Again, you cannot manage what you don’t measure, and as we start to hear more and more about data cleanliness, data structure, data mapping and relationships, the opportunity for AI and ML to impact construction, we are also hearing that folks cannot pursue these easily because data is a hot mess. 

This is where consolidation and standardization of workflow and systems start to become impactful, above and beyond what the foreman does day-to-day. 

Fundamentally, the fewer tools you have to manage, the cleaner and better your data environment becomes. If you can do a better job with reporting and make the foreman’s life easier, that’s a whole lot of wins!

4. What are some of the more powerful metrics or insights that can be generated through connecting health & safety reporting with your timekeeping and labor data? 

Gregg – 

Guy hit on many of them, but really anywhere where your labor data – i.e. timekeeping, headcount, crew mix, attendance, starts to interact with safety, which is basically everywhere. 

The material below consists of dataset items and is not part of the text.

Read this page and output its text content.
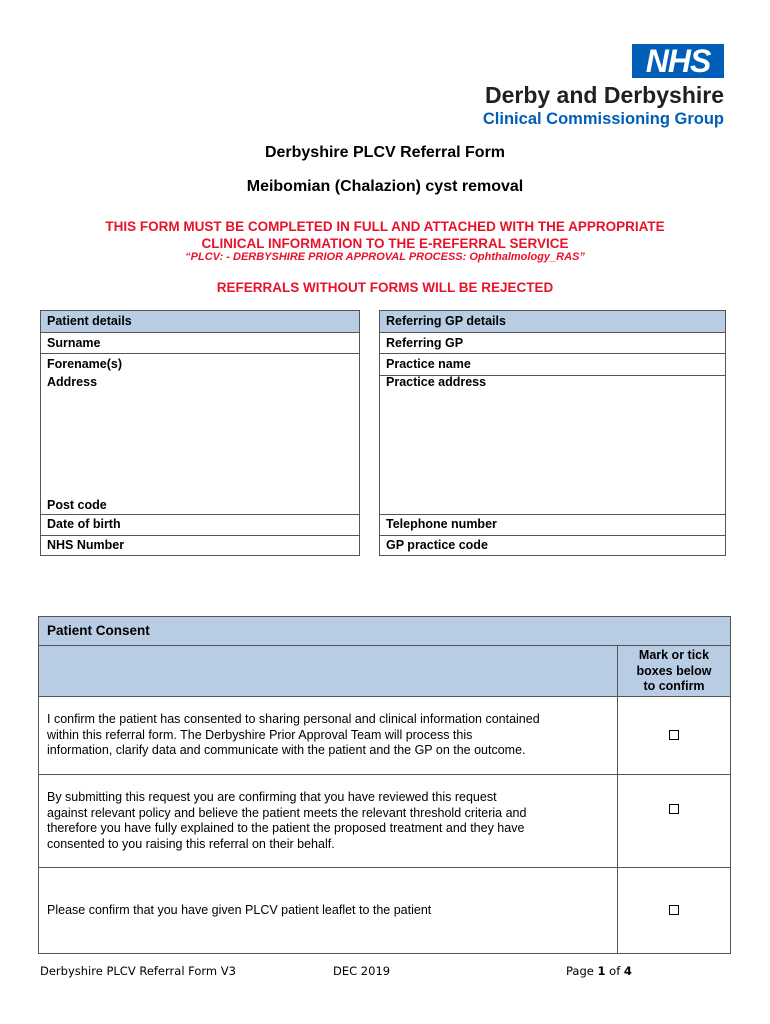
NHS
Derby and Derbyshire
Clinical Commissioning Group
Derbyshire PLCV Referral Form
Meibomian (Chalazion) cyst removal
THIS FORM MUST BE COMPLETED IN FULL AND ATTACHED WITH THE APPROPRIATE
CLINICAL INFORMATION TO THE E-REFERRAL SERVICE
“PLCV: - DERBYSHIRE PRIOR APPROVAL PROCESS: Ophthalmology_RAS”
REFERRALS WITHOUT FORMS WILL BE REJECTED
Patient details
Surname
Forename(s)
Address
Post code
Date of birth
NHS Number
Referring GP details
Referring GP
Practice name
Practice address
Telephone number
GP practice code
Patient Consent
Mark or tick
boxes below
to confirm
I confirm the patient has consented to sharing personal and clinical information contained
within this referral form. The Derbyshire Prior Approval Team will process this
information, clarify data and communicate with the patient and the GP on the outcome.
By submitting this request you are confirming that you have reviewed this request
against relevant policy and believe the patient meets the relevant threshold criteria and
therefore you have fully explained to the patient the proposed treatment and they have
consented to you raising this referral on their behalf.
Please confirm that you have given PLCV patient leaflet to the patient
Derbyshire PLCV Referral Form V3	DEC 2019	Page 1 of 4
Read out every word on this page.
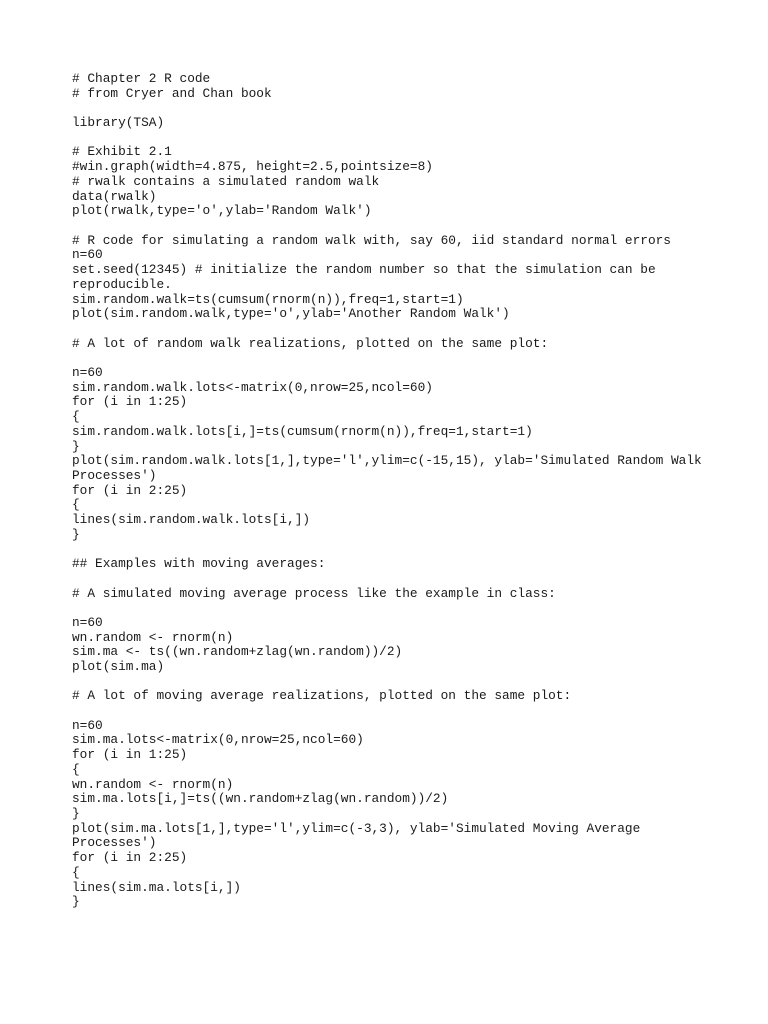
# Chapter 2 R code
# from Cryer and Chan book
library(TSA)
# Exhibit 2.1
#win.graph(width=4.875, height=2.5,pointsize=8)
# rwalk contains a simulated random walk
data(rwalk)
plot(rwalk,type='o',ylab='Random Walk')
# R code for simulating a random walk with, say 60, iid standard normal errors
n=60
set.seed(12345) # initialize the random number so that the simulation can be
reproducible.
sim.random.walk=ts(cumsum(rnorm(n)),freq=1,start=1)
plot(sim.random.walk,type='o',ylab='Another Random Walk')
# A lot of random walk realizations, plotted on the same plot:
n=60
sim.random.walk.lots<-matrix(0,nrow=25,ncol=60)
for (i in 1:25)
{
sim.random.walk.lots[i,]=ts(cumsum(rnorm(n)),freq=1,start=1)
}
plot(sim.random.walk.lots[1,],type='l',ylim=c(-15,15), ylab='Simulated Random Walk
Processes')
for (i in 2:25)
{
lines(sim.random.walk.lots[i,])
}
## Examples with moving averages:
# A simulated moving average process like the example in class:
n=60
wn.random <- rnorm(n)
sim.ma <- ts((wn.random+zlag(wn.random))/2)
plot(sim.ma)
# A lot of moving average realizations, plotted on the same plot:
n=60
sim.ma.lots<-matrix(0,nrow=25,ncol=60)
for (i in 1:25)
{
wn.random <- rnorm(n)
sim.ma.lots[i,]=ts((wn.random+zlag(wn.random))/2)
}
plot(sim.ma.lots[1,],type='l',ylim=c(-3,3), ylab='Simulated Moving Average
Processes')
for (i in 2:25)
{
lines(sim.ma.lots[i,])
}
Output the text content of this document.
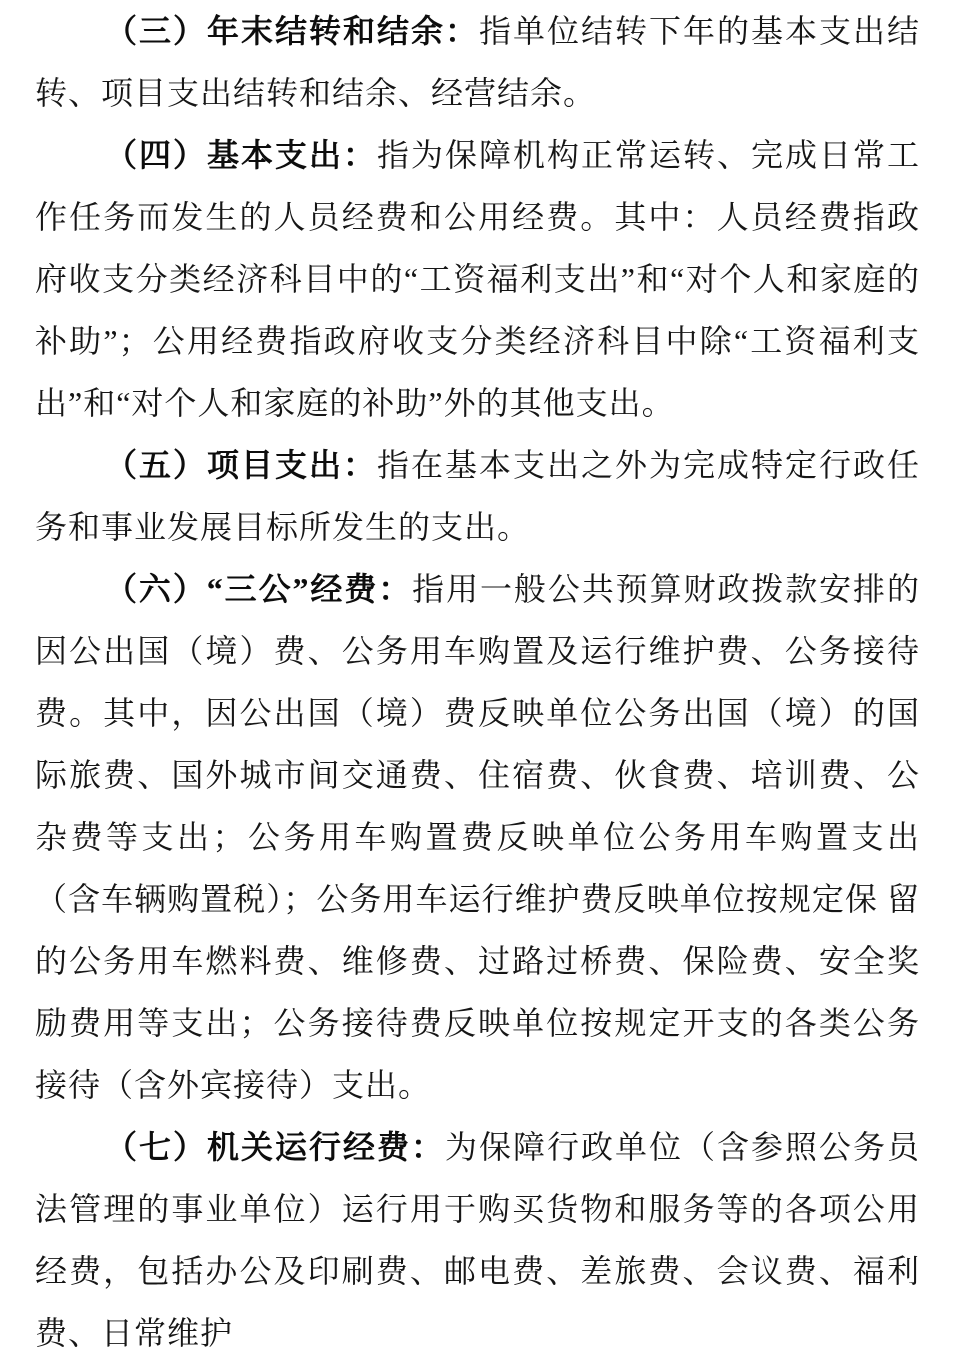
（三）年末结转和结余：指单位结转下年的基本支出结转、项目支出结转和结余、经营结余。

（四）基本支出：指为保障机构正常运转、完成日常工作任务而发生的人员经费和公用经费。其中：人员经费指政府收支分类经济科目中的“工资福利支出”和“对个人和家庭的补助”；公用经费指政府收支分类经济科目中除“工资福利支出”和“对个人和家庭的补助”外的其他支出。

（五）项目支出：指在基本支出之外为完成特定行政任务和事业发展目标所发生的支出。

（六）“三公”经费：指用一般公共预算财政拨款安排的因公出国（境）费、公务用车购置及运行维护费、公务接待费。其中，因公出国（境）费反映单位公务出国（境）的国际旅费、国外城市间交通费、住宿费、伙食费、培训费、公杂费等支出；公务用车购置费反映单位公务用车购置支出（含车辆购置税）；公务用车运行维护费反映单位按规定保 留的公务用车燃料费、维修费、过路过桥费、保险费、安全奖励费用等支出；公务接待费反映单位按规定开支的各类公务接待（含外宾接待）支出。

（七）机关运行经费：为保障行政单位（含参照公务员法管理的事业单位）运行用于购买货物和服务等的各项公用经费，包括办公及印刷费、邮电费、差旅费、会议费、福利费、日常维护
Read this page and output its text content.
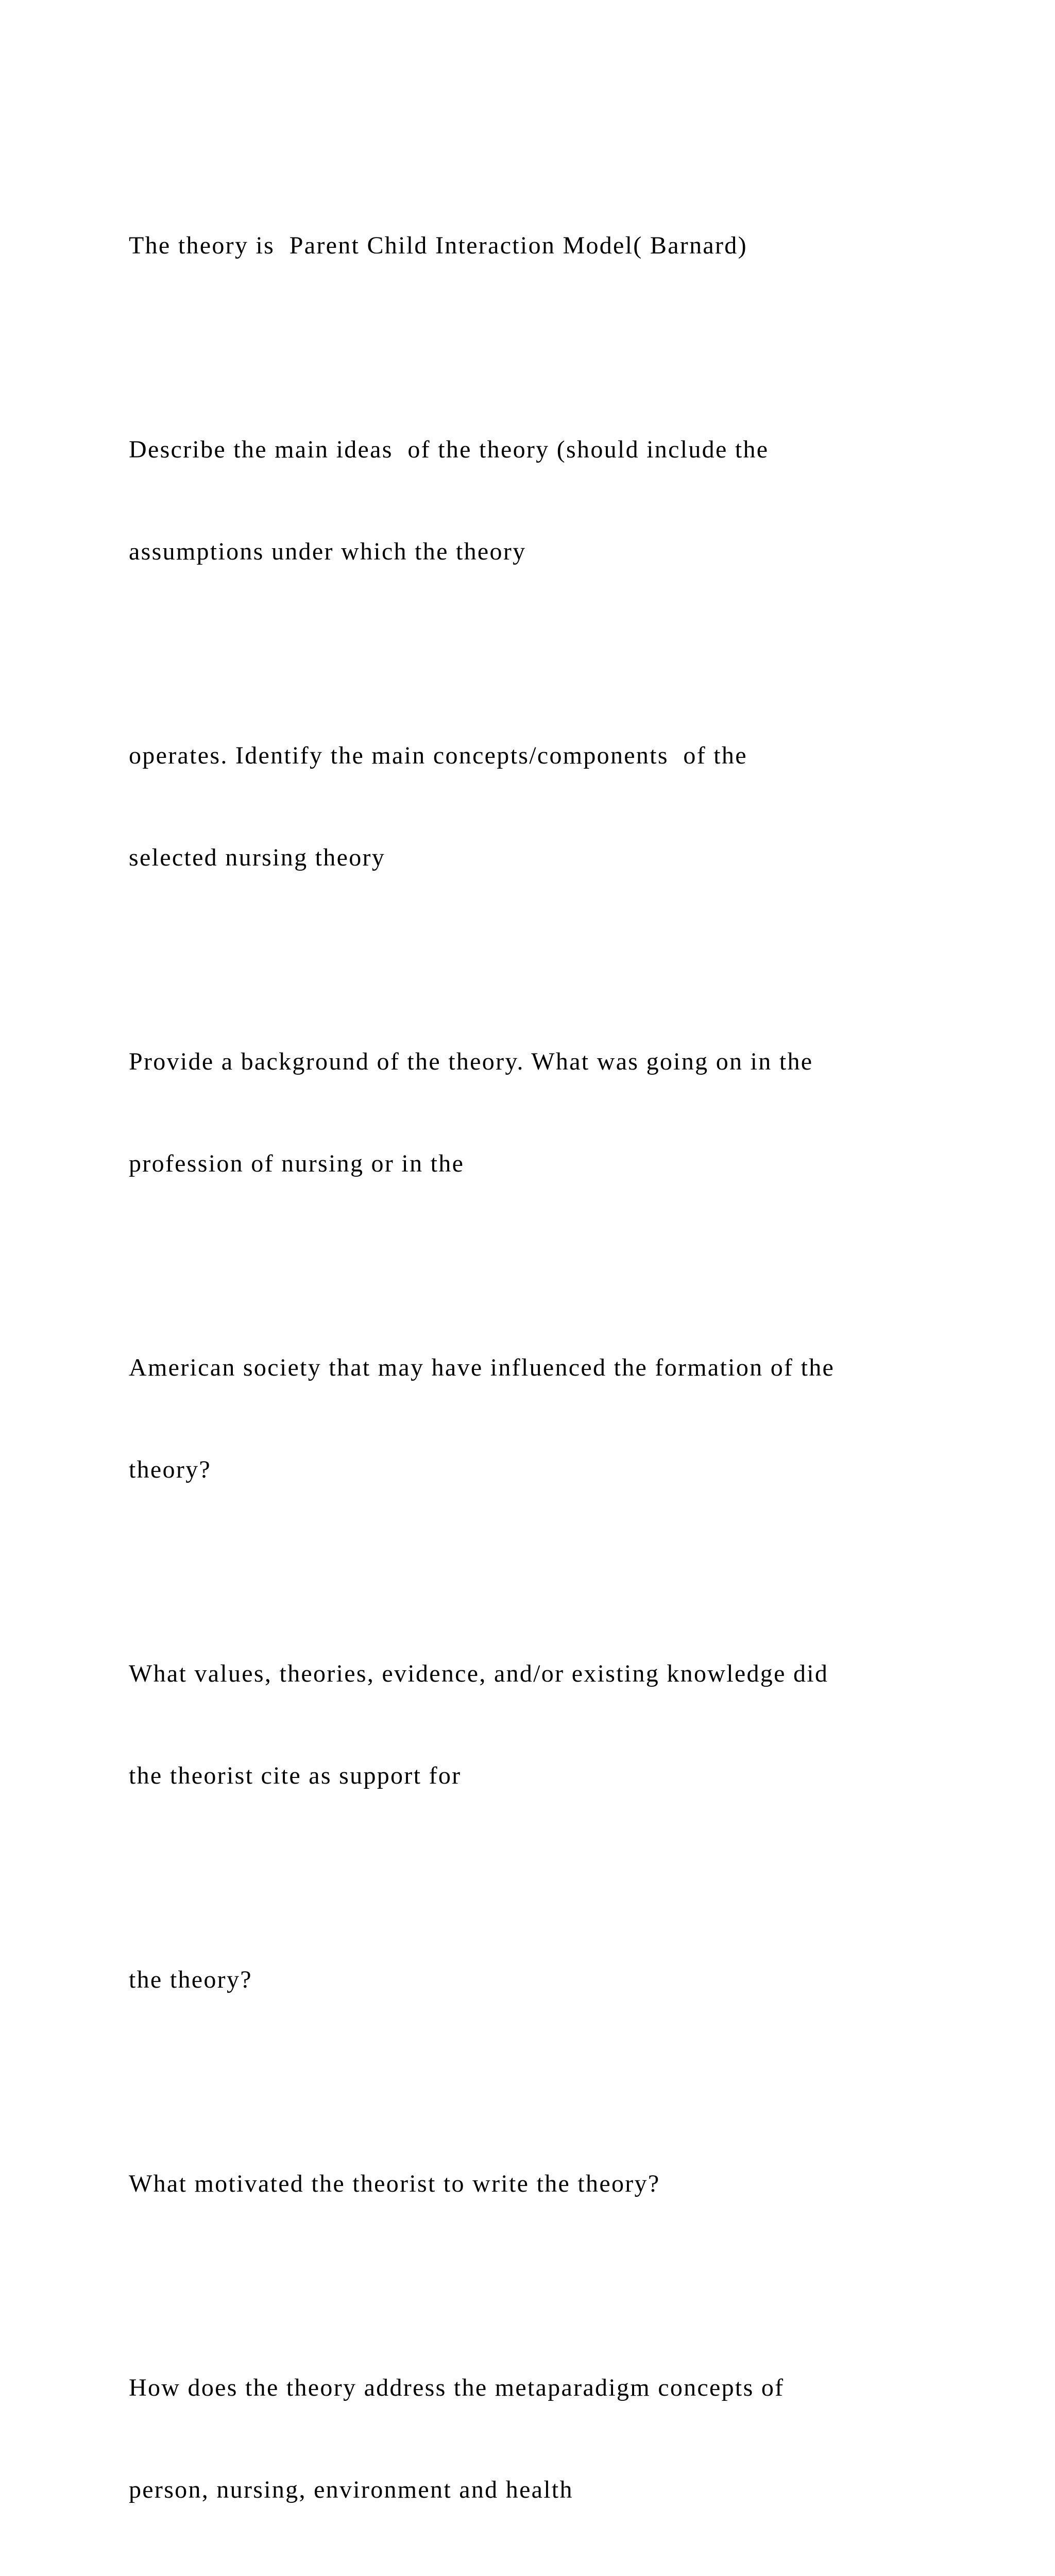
The theory is  Parent Child Interaction Model( Barnard)

Describe the main ideas  of the theory (should include the

assumptions under which the theory

operates. Identify the main concepts/components  of the

selected nursing theory

Provide a background of the theory. What was going on in the

profession of nursing or in the

American society that may have influenced the formation of the

theory?

What values, theories, evidence, and/or existing knowledge did

the theorist cite as support for

the theory?

What motivated the theorist to write the theory?

How does the theory address the metaparadigm concepts of

person, nursing, environment and health
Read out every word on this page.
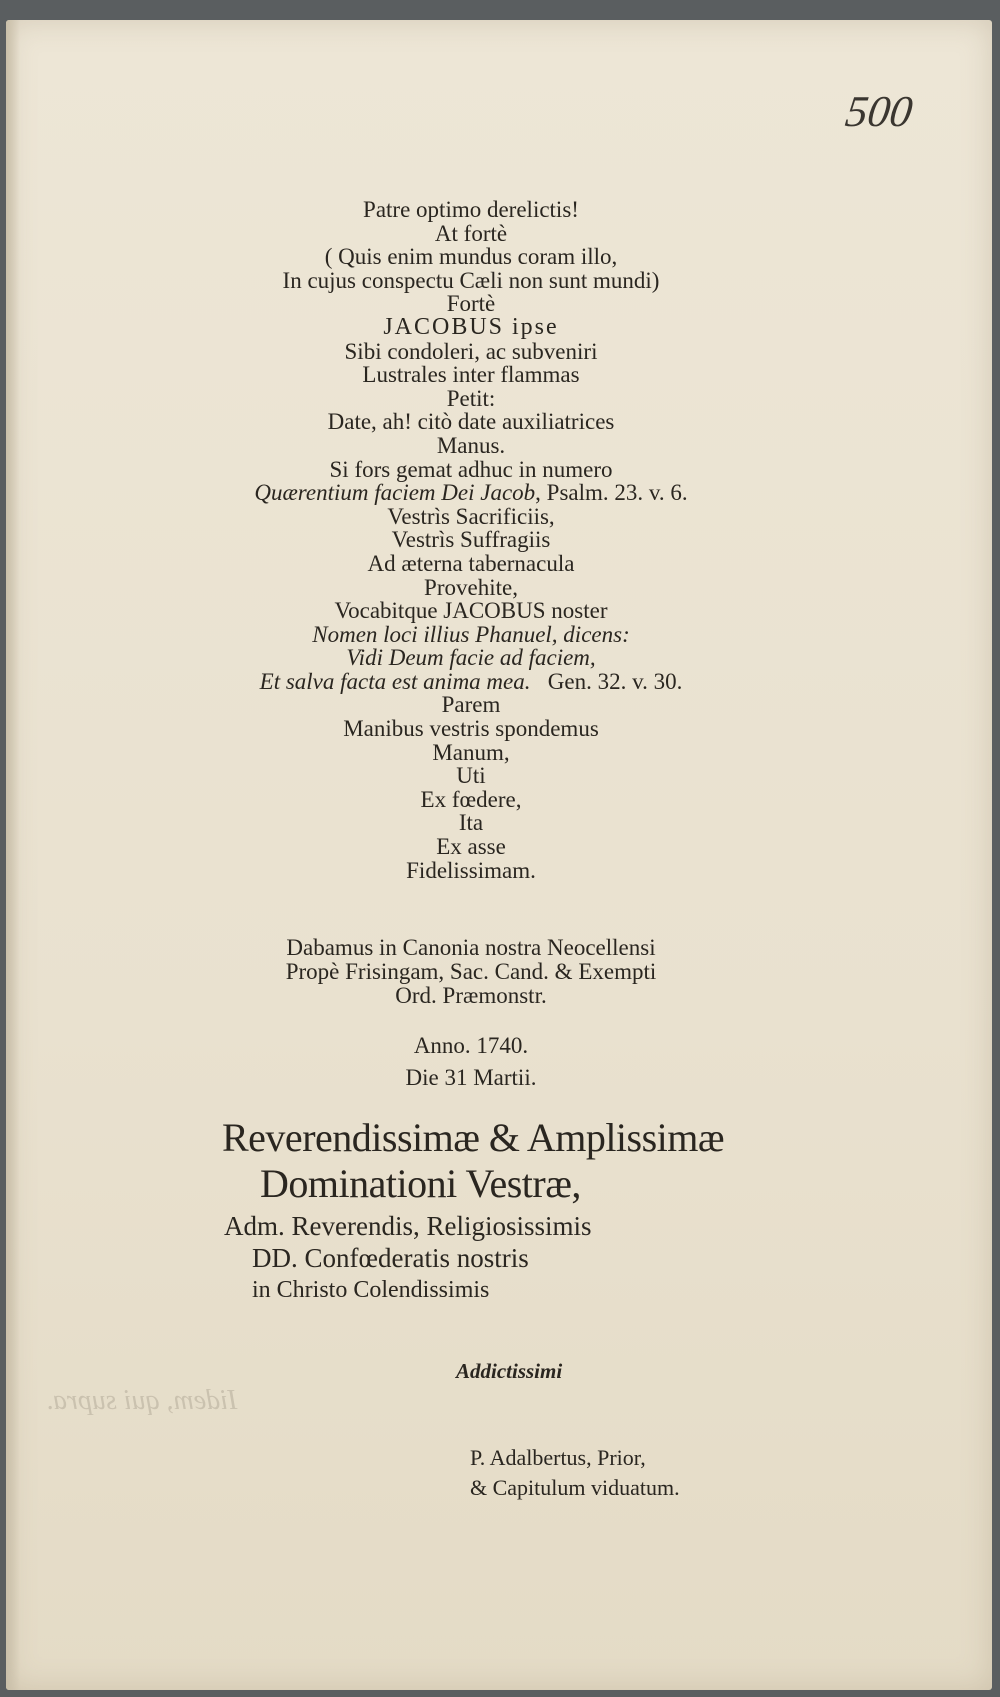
500
Patre optimo derelictis!
At fortè
( Quis enim mundus coram illo,
In cujus conspectu Cæli non sunt mundi)
Fortè
JACOBUS ipse
Sibi condoleri, ac subveniri
Lustrales inter flammas
Petit:
Date, ah! citò date auxiliatrices
Manus.
Si fors gemat adhuc in numero
Quærentium faciem Dei Jacob, Psalm. 23. v. 6.
Vestrìs Sacrificiis,
Vestrìs Suffragiis
Ad æterna tabernacula
Provehite,
Vocabitque JACOBUS noster
Nomen loci illius Phanuel, dicens:
Vidi Deum facie ad faciem,
Et salva facta est anima mea. Gen. 32. v. 30.
Parem
Manibus vestris spondemus
Manum,
Uti
Ex fœdere,
Ita
Ex asse
Fidelissimam.
Dabamus in Canonia nostra Neocellensi
Propè Frisingam, Sac. Cand. & Exempti
Ord. Præmonstr.
Anno. 1740.
Die 31 Martii.
Reverendissimæ & Amplissimæ
Dominationi Vestræ,
Adm. Reverendis, Religiosissimis
DD. Confœderatis nostris
in Christo Colendissimis
Addictissimi
Iidem, qui supra.
P. Adalbertus, Prior,
& Capitulum viduatum.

Some key performance indicators that we look at include:

How frequently does a worker bounce between tasks, projects, or crews? This might indicate a a level of change, exposure to new or different risks, and general workplace complexity which is undesirable. 

Which foremen and workers are working on tasks for which a relevant toolbox talk or JHA has not been performed? Often the only time folks realize that a required workflow has not been completed for a task is in the event of an injury and the immediate follow up. This moves the burden of responsibility away from the crew. It’s very difficult to manage this if the data is not combined and presented to you as these exceptions should be rare but are key to identify early. 

Guy anymore to add?

Guy – 

I can think of many, but in the interests of time, 

  • Who is generating timecards but not doing inspections and checklists at the rate desired?
  • Which workers are on a timecard in a week, but not also on a toolbox talk or JHA?
  • Can you gamify incentivize safety tasks by combining work history (which you get from timekeeping) with safety data (that you get from a safety management system)
  • Can you look at tasks across all projects and see that perhaps you need to run a company initiative for manual handling based on current risk exposure?

We think there is a huge opportunity to bring together safety and construction management workflows with better tech. 

Thank you for your time today on a very important topic for our trailer talk series. We’ll see you next month!